The Peloponnesian War
by Thucydides, translated by Steven Lattimore
written 431 BC
The only reason I read The Peloponnesian War by Thucydides was for my Well-Educated Mind Reading Challenge, and therefore I am recording the minor fact that I read it. I feel like I cannot add much more than that - I read it; it is done - but if I ponder a bit, maybe I can come up with some opinions.
Oh, I know. I can confidently say I preferred Peloponnesian War far less than Herodotus' Histories. Thucydides was dull, dry, and dull. (Said that already.)
Some of the speeches given by generals or other leaders were engrossing, but not frequent enough.

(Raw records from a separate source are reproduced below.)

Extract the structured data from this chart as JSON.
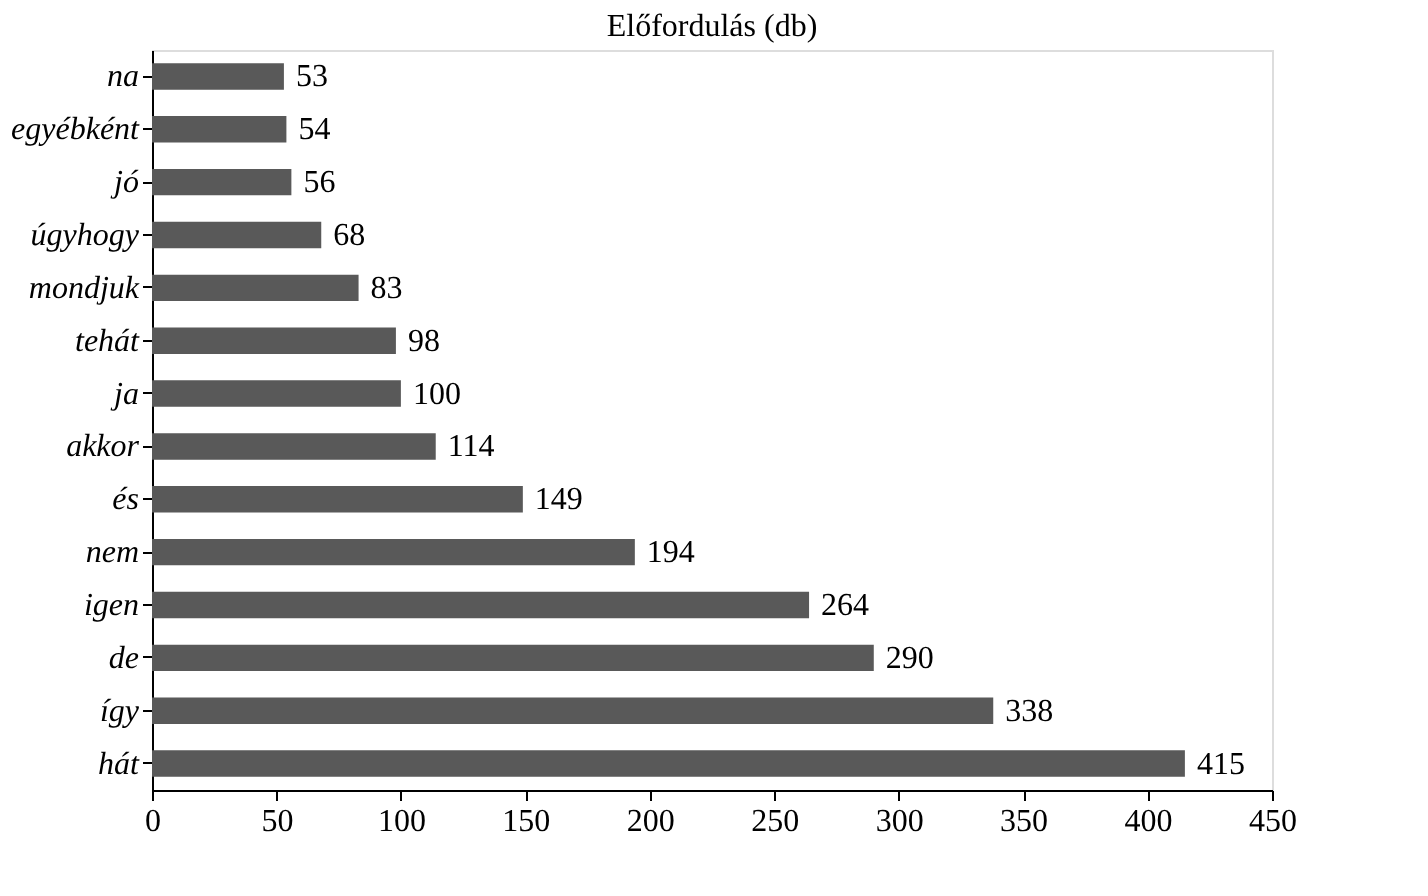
{
  "chart_data": {
    "type": "bar",
    "orientation": "horizontal",
    "title": "Előfordulás (db)",
    "categories": [
      "na",
      "egyébként",
      "jó",
      "úgyhogy",
      "mondjuk",
      "tehát",
      "ja",
      "akkor",
      "és",
      "nem",
      "igen",
      "de",
      "így",
      "hát"
    ],
    "values": [
      53,
      54,
      56,
      68,
      83,
      98,
      100,
      114,
      149,
      194,
      264,
      290,
      338,
      415
    ],
    "color": "#595959",
    "xlim": [
      0,
      450
    ],
    "xticks": [
      0,
      50,
      100,
      150,
      200,
      250,
      300,
      350,
      400,
      450
    ],
    "grid": false,
    "data_labels": true
  }
}
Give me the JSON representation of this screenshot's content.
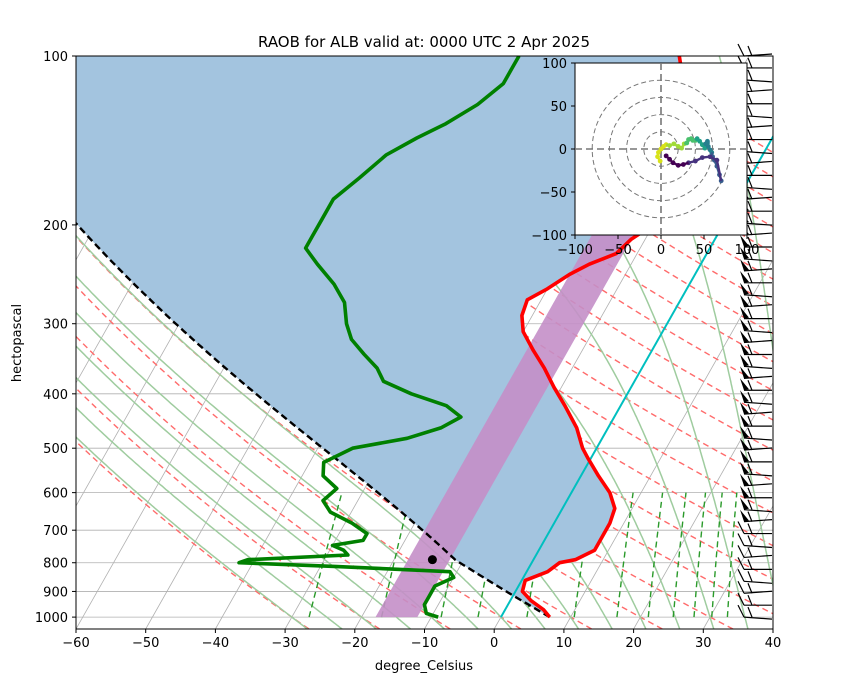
{
  "chart_data": {
    "type": "line",
    "title": "RAOB for ALB valid at: 0000 UTC 2 Apr 2025",
    "xlabel": "degree_Celsius",
    "ylabel": "hectopascal",
    "xlim": [
      -60,
      40
    ],
    "ylim_hpa": [
      1050,
      100
    ],
    "y_scale": "log",
    "grid": true,
    "x_ticks": [
      "−60",
      "−50",
      "−40",
      "−30",
      "−20",
      "−10",
      "0",
      "10",
      "20",
      "30",
      "40"
    ],
    "y_ticks": [
      "100",
      "200",
      "300",
      "400",
      "500",
      "600",
      "700",
      "800",
      "900",
      "1000"
    ],
    "colors": {
      "temperature": "#ff0000",
      "dewpoint": "#008000",
      "parcel": "#000000",
      "lcl": "#000000",
      "cape_shading": "#a3c4df",
      "dgz_shading": "#c48fc8",
      "freezing_line": "#00bfbf",
      "dry_adiabats": "#ff6b6b",
      "moist_adiabats": "#9fcc9f",
      "mixing_ratio": "#2a9a2a",
      "isotherms": "#b0b0b0"
    },
    "temperature": [
      {
        "p": 1000,
        "t": 7
      },
      {
        "p": 970,
        "t": 5.5
      },
      {
        "p": 935,
        "t": 3
      },
      {
        "p": 900,
        "t": 1
      },
      {
        "p": 860,
        "t": 0.5
      },
      {
        "p": 830,
        "t": 3
      },
      {
        "p": 800,
        "t": 4
      },
      {
        "p": 790,
        "t": 6
      },
      {
        "p": 760,
        "t": 8
      },
      {
        "p": 720,
        "t": 8
      },
      {
        "p": 680,
        "t": 8
      },
      {
        "p": 640,
        "t": 7.5
      },
      {
        "p": 600,
        "t": 5.5
      },
      {
        "p": 560,
        "t": 2.5
      },
      {
        "p": 520,
        "t": -0.5
      },
      {
        "p": 500,
        "t": -2
      },
      {
        "p": 460,
        "t": -4.5
      },
      {
        "p": 420,
        "t": -8
      },
      {
        "p": 390,
        "t": -11
      },
      {
        "p": 360,
        "t": -14
      },
      {
        "p": 335,
        "t": -17
      },
      {
        "p": 310,
        "t": -20
      },
      {
        "p": 290,
        "t": -21.5
      },
      {
        "p": 272,
        "t": -22
      },
      {
        "p": 260,
        "t": -20
      },
      {
        "p": 245,
        "t": -18
      },
      {
        "p": 235,
        "t": -16
      },
      {
        "p": 225,
        "t": -13
      },
      {
        "p": 212,
        "t": -12
      },
      {
        "p": 200,
        "t": -10
      },
      {
        "p": 185,
        "t": -9
      },
      {
        "p": 172,
        "t": -8.5
      },
      {
        "p": 160,
        "t": -9
      },
      {
        "p": 148,
        "t": -9
      },
      {
        "p": 138,
        "t": -10
      },
      {
        "p": 128,
        "t": -11
      },
      {
        "p": 118,
        "t": -14
      },
      {
        "p": 110,
        "t": -17
      },
      {
        "p": 104,
        "t": -19
      },
      {
        "p": 100,
        "t": -20
      }
    ],
    "dewpoint": [
      {
        "p": 1000,
        "t": -9
      },
      {
        "p": 985,
        "t": -11
      },
      {
        "p": 950,
        "t": -12
      },
      {
        "p": 915,
        "t": -12
      },
      {
        "p": 880,
        "t": -12
      },
      {
        "p": 850,
        "t": -10
      },
      {
        "p": 830,
        "t": -11
      },
      {
        "p": 812,
        "t": -28
      },
      {
        "p": 800,
        "t": -42
      },
      {
        "p": 790,
        "t": -41
      },
      {
        "p": 775,
        "t": -27
      },
      {
        "p": 760,
        "t": -28
      },
      {
        "p": 745,
        "t": -30
      },
      {
        "p": 730,
        "t": -26
      },
      {
        "p": 710,
        "t": -26
      },
      {
        "p": 680,
        "t": -29
      },
      {
        "p": 650,
        "t": -33
      },
      {
        "p": 620,
        "t": -35
      },
      {
        "p": 590,
        "t": -34
      },
      {
        "p": 560,
        "t": -37
      },
      {
        "p": 530,
        "t": -38
      },
      {
        "p": 500,
        "t": -35
      },
      {
        "p": 480,
        "t": -28
      },
      {
        "p": 460,
        "t": -24
      },
      {
        "p": 440,
        "t": -22
      },
      {
        "p": 420,
        "t": -25
      },
      {
        "p": 400,
        "t": -31
      },
      {
        "p": 380,
        "t": -36
      },
      {
        "p": 360,
        "t": -38
      },
      {
        "p": 340,
        "t": -41
      },
      {
        "p": 320,
        "t": -44
      },
      {
        "p": 300,
        "t": -46
      },
      {
        "p": 275,
        "t": -48
      },
      {
        "p": 255,
        "t": -51
      },
      {
        "p": 235,
        "t": -55
      },
      {
        "p": 220,
        "t": -58
      },
      {
        "p": 210,
        "t": -58
      },
      {
        "p": 195,
        "t": -58
      },
      {
        "p": 180,
        "t": -58
      },
      {
        "p": 165,
        "t": -56
      },
      {
        "p": 150,
        "t": -54
      },
      {
        "p": 140,
        "t": -51
      },
      {
        "p": 132,
        "t": -48
      },
      {
        "p": 122,
        "t": -45
      },
      {
        "p": 112,
        "t": -43
      },
      {
        "p": 105,
        "t": -43
      },
      {
        "p": 100,
        "t": -43
      }
    ],
    "parcel_profile": {
      "surface_p": 1000,
      "surface_t": 7,
      "surface_td": -9
    },
    "lcl": {
      "p": 790,
      "t": -14.5
    },
    "dgz": {
      "t_warm": -12,
      "t_cold": -18
    },
    "freezing_line_t": 0,
    "hodograph": {
      "type": "scatter",
      "xlim": [
        -100,
        100
      ],
      "ylim": [
        -100,
        100
      ],
      "x_ticks": [
        "−100",
        "−50",
        "0",
        "50",
        "100"
      ],
      "y_ticks": [
        "−100",
        "−50",
        "0",
        "50",
        "100"
      ],
      "u": [
        -1,
        -4,
        -3,
        0,
        3,
        6,
        10,
        15,
        20,
        24,
        27,
        30,
        32,
        35,
        37,
        40,
        42,
        45,
        48,
        51,
        53,
        54,
        54,
        52,
        55,
        57,
        59,
        60,
        62,
        65,
        68,
        70,
        65,
        57,
        48,
        40,
        32,
        26,
        20,
        14,
        10,
        6
      ],
      "v": [
        -14,
        -9,
        -4,
        0,
        3,
        5,
        4,
        6,
        3,
        1,
        6,
        7,
        11,
        12,
        10,
        10,
        12,
        9,
        5,
        1,
        4,
        7,
        9,
        6,
        3,
        -1,
        -4,
        -9,
        -13,
        -20,
        -30,
        -37,
        -13,
        -9,
        -10,
        -14,
        -16,
        -18,
        -19,
        -16,
        -12,
        -8
      ]
    },
    "wind_barbs_count": 48
  }
}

I am reminded again: loyalties are a joke, men can be bought for a price, you cannot trust government, innocent citizens are always the pawns of selfish, greedy, arrogant leaders, and these wars were wasteful and motivated by pride (because while I would be the first to say that sometimes war is very necessary, this "one" was not).
If I did not know any better, I would say that Lattimore, my translator, had a personal vendetta against Thucydides because in his footnotes he often times ripped Thucydides to shreds when he thought he was being unfair or untruthful or not thorough enough. Maybe that is what you call an honest translator.
Toward the end there were philosophical discussions about democracy and oligarchies, and that was interesting - though a little too late. Other than that, I cannot say I remember anything more that stands out; and in fact, the longer I wait to write this post, the more I forget I even read it.
So there it is. Glad to be done. I have great respect for minds that love this stuff, but I am ready to move on to Plato.